Pendekatan ilmiah yang banyak digunakan dalam pengelolaan air adalah Integrated Water Resources Management (IWRM). Menurut kajian Universitas Warmadewa (2023), IWRM menekankan integrasi antara kepentingan ekonomi, sosial, dan lingkungan, serta pentingnya partisipasi pemangku kepentingan. Namun, penerapan IWRM dalam konteks tambak sering kali terhambat oleh lemahnya koordinasi, minimnya pengawasan, dan kurangnya kesadaran etis pelaku usaha.
Di sinilah nilai Makutharama menjadi penting: etika kepemimpinan dan pengendalian diri harus berjalan seiring dengan instrumen teknis dan kebijakan.
Masalah Nyata Tata Kelola Air TambakSetidaknya ada tiga persoalan utama dalam tata kelola air budidaya tambak saat ini.
Pertama, fragmentasi pengelolaan air. Air tambak sering dikelola secara individual tanpa mempertimbangkan keterkaitannya dengan ekosistem sekitar. Penelitian tentang tata kelola daerah aliran sungai (DAS) menunjukkan bahwa pendekatan parsial ini mempercepat degradasi lingkungan pesisir (DAS Institute, 2023).
Kedua, penurunan kualitas air secara kronis. Pencemaran nutrien dan bahan kimia memperburuk stabilitas ekosistem tambak. Ketika kualitas air menurun, petambak cenderung merespons dengan menambah bahan kimia atau antibiotik, yang justru memperparah masalah jangka panjang (Peraut, 2023).
Ketiga, ketimpangan sosial dan konflik lingkungan. Studi implementasi SDGs 6 menunjukkan bahwa aktivitas ekonomi berbasis air, termasuk tambak, sering berbenturan dengan kebutuhan air bersih masyarakat sekitar (JPTAM, 2024). Ini menandakan bahwa keberlanjutan tidak bisa dilepaskan dari keadilan distribusi sumber daya.
Membangun Etika Air dalam Budidaya TambakMenghadapi persoalan tersebut, solusi tidak cukup berbasis teknologi. Diperlukan perubahan paradigma.
Pertama, menempatkan etika air sebagai fondasi budidaya tambak. Air harus dipahami sebagai sistem hidup, bukan sekadar media produksi. Nilai Makutharama tentang pengendalian diri dan tanggung jawab pemimpin dapat menjadi kerangka etis dalam pengambilan keputusan budidaya, mulai dari kepadatan tebar hingga pengelolaan limbah.

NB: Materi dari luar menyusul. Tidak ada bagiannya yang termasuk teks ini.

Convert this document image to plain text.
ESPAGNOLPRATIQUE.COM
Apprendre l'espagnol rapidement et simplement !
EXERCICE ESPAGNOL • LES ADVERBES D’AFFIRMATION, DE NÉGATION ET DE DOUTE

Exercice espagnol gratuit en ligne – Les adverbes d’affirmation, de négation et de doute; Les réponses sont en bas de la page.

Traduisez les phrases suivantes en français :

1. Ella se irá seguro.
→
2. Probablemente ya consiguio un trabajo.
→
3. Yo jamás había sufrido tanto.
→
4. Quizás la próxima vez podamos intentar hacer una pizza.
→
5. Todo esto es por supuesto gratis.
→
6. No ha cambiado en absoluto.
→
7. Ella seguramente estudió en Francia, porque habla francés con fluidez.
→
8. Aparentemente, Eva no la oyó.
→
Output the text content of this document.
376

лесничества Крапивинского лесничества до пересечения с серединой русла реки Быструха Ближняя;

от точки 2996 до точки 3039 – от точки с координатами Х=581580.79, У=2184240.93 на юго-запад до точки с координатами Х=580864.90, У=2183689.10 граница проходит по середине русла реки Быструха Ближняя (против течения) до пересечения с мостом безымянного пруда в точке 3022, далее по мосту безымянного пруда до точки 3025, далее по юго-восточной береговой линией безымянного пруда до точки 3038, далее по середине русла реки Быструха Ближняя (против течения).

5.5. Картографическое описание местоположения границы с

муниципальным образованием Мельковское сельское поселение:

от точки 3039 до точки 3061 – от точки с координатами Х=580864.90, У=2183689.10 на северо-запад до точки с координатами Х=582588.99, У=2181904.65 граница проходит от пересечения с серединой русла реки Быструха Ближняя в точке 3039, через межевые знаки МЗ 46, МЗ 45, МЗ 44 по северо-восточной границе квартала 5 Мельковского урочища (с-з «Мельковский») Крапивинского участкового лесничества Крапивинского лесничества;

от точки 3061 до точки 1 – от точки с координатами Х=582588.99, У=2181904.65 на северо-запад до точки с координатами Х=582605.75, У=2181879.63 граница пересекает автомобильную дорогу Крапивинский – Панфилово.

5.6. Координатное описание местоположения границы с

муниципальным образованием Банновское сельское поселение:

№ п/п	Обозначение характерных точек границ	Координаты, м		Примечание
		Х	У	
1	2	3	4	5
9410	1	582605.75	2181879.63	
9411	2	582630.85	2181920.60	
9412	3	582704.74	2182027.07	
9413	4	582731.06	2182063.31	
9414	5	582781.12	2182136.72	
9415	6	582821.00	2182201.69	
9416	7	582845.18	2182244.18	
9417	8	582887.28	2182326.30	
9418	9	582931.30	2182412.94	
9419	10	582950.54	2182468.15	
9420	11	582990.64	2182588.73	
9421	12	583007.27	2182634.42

Kedua, integrasi teknologi dengan tata kelola yang akuntabel. Riset tentang smart water management menunjukkan bahwa sensor kualitas air dan sistem pemantauan berbasis IoT dapat meningkatkan efisiensi dan transparansi (Envirous UPN Jatim, 2024). Namun, teknologi hanya efektif jika didukung komitmen etis untuk menjaga lingkungan, bukan sekadar mengejar target produksi.
Ketiga, penguatan kolaborasi dan partisipasi. Model quintuple helix yang melibatkan pemerintah, pelaku usaha, akademisi, masyarakat, dan lingkungan terbukti memperkuat legitimasi dan keberlanjutan kebijakan sumber daya alam (JSDS UGM, 2023). Dalam konteks tambak, ini berarti pengelolaan air tidak boleh eksklusif, tetapi terbuka terhadap pengawasan dan dialog sosial.
Belajar dari Wayang untuk Masa Depan TambakMakutharama mengingatkan bahwa kekuasaan tanpa etika hanya melahirkan kehancuran. Pesan ini sangat relevan bagi budidaya tambak modern. Ketika air diperlakukan semata sebagai alat produksi, krisis lingkungan hanya tinggal menunggu waktu.
Sebaliknya, jika air dipahami sebagai amanah—sebagaimana diajarkan dalam kearifan wayang—budidaya tambak dapat menjadi aktivitas yang produktif sekaligus berkelanjutan. Menggabungkan etika budaya dan pendekatan ilmiah bukanlah langkah mundur, melainkan strategi realistis untuk menjawab krisis air pesisir.
Pada akhirnya, budidaya tambak bukan hanya soal panen dan angka produksi, melainkan juga ujian kepemimpinan, kebijaksanaan, dan tanggung jawab manusia terhadap alam. Seperti dalam Makutharama, mahkota sejati bukan terletak pada kekuasaan, melainkan pada kemampuan menjaga keseimbangan kehidupan.